Friday, April 10, 2009

Water and Sewer Secretary? Has it come to this?

Yes, lil chirren, it has.
Tomorrow I will fill out an application to be a district water and sewer secretary. This doesn't mean I'll have to get wet and wade in shit (and I asked them that, believe me!). This means I'll shuffle papers and organize mindnumbingly boring "projects" for low pay.
I once wanted to be a published author. I had dreams. Now, look what my life has come to! I wish I could think of something funny.
My illspent youth was spent illly working for the public school system. I was cussed out by third graders whose parents were more concerned with procuring new SUVs than raising decent children. I used to joke that the little hellions didn't have attention -deficit disorder, they had ass-whipping deficit disorder. I grew tired of it. I left.
And finally landed here, jobless. I may not even *get* to be the sewer secretary. They may find someone with better qualifications. I've sunken low, my frenemies, low.
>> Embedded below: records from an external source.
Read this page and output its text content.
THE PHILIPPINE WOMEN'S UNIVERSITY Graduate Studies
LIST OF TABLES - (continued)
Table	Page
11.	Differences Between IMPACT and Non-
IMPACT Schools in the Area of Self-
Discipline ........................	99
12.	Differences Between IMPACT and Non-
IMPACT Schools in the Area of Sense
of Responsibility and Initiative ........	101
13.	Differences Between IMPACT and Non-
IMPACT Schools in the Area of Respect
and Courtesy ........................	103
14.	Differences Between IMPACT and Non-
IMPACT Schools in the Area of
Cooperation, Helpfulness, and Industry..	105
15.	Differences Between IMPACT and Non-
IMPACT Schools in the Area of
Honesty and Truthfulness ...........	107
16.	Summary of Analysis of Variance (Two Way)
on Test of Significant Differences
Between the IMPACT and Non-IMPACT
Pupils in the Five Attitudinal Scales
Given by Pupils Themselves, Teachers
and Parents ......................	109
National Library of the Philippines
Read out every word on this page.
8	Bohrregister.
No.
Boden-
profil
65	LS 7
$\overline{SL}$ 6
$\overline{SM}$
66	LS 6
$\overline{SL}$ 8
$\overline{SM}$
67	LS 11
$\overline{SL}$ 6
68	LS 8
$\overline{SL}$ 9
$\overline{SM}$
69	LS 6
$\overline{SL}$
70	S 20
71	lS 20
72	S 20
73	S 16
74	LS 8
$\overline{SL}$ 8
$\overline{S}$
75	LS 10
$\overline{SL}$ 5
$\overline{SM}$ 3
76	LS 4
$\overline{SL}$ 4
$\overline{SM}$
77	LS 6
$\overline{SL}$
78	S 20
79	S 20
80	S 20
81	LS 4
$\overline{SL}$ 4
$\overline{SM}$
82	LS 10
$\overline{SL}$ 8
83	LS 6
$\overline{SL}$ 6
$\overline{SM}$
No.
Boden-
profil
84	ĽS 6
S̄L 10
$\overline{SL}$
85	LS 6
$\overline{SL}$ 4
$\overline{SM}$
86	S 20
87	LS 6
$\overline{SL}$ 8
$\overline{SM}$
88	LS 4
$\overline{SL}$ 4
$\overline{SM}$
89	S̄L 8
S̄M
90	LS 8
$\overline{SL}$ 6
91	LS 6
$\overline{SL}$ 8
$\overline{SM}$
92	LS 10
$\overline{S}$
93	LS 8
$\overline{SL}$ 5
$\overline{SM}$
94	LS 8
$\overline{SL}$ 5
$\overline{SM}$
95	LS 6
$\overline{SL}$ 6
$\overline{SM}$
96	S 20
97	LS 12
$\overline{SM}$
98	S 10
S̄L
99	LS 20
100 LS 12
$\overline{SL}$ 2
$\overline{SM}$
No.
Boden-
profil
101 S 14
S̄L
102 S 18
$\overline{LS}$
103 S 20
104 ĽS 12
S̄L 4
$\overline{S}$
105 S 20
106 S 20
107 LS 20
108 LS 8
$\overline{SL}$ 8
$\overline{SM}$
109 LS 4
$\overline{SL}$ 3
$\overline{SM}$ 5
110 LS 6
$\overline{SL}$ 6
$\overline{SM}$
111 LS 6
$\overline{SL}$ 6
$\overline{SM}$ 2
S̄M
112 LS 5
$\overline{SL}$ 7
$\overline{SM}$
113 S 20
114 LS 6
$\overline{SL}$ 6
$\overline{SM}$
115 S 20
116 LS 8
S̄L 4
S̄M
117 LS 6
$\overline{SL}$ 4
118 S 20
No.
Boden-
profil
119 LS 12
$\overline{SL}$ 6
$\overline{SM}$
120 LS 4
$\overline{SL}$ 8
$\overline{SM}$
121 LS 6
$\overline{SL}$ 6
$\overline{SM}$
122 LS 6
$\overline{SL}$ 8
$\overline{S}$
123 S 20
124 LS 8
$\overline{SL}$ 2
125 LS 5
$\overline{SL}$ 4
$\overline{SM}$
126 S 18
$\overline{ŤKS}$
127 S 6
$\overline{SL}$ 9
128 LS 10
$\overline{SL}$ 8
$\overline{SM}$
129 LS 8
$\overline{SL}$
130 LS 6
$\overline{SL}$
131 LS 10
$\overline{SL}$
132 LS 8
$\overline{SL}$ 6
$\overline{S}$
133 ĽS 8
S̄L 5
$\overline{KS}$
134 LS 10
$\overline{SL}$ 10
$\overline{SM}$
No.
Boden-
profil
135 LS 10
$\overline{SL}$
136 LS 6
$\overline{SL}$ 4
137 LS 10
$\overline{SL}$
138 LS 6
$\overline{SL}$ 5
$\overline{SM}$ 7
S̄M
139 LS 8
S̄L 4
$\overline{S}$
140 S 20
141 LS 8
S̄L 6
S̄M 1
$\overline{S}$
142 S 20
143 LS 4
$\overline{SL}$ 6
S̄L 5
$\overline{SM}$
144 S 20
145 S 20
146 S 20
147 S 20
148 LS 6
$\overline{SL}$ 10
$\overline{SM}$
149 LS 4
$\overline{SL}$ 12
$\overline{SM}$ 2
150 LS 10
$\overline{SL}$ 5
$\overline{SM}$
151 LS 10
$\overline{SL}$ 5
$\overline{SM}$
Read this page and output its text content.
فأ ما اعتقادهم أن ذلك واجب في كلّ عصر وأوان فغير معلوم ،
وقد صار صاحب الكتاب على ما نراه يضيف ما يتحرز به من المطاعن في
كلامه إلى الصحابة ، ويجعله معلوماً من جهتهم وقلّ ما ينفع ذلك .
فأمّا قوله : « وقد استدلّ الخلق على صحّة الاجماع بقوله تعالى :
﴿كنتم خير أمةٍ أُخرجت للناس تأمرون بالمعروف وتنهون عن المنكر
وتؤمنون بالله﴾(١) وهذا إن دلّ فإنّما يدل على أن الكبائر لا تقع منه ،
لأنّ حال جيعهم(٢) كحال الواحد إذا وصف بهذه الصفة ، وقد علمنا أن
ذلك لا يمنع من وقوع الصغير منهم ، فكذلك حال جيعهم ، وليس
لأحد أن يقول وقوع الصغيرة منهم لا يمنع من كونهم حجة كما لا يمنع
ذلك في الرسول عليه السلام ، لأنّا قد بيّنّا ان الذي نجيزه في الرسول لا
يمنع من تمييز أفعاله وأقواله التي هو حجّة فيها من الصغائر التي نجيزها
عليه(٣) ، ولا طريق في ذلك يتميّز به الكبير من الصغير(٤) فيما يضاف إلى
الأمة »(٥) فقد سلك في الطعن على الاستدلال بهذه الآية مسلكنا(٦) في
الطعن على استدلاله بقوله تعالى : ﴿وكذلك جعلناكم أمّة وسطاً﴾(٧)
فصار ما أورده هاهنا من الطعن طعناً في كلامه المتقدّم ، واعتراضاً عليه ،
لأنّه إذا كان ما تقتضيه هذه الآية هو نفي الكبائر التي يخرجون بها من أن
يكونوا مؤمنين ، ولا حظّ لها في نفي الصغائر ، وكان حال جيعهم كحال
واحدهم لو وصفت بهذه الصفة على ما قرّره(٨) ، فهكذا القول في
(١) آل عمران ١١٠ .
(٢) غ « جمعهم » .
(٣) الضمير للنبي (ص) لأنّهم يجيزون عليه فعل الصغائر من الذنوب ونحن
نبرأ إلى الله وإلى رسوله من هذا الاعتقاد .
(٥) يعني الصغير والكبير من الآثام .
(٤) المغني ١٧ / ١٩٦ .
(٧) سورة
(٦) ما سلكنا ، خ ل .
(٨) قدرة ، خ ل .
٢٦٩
  1. Actually it sounds like an awesome title to have as an employee... think "Don't mess with me, I am the water and sewer secretary"... really, it implies you have power over all our toilets and we better not piss you off!

  2. Thank you for making me feel better, Blair! :)
    If I get the job, I will wear a button that says, "Fuck with me, and I'll have your shitter blown to bits!"

  3. '09 is jobless. Fuck this year.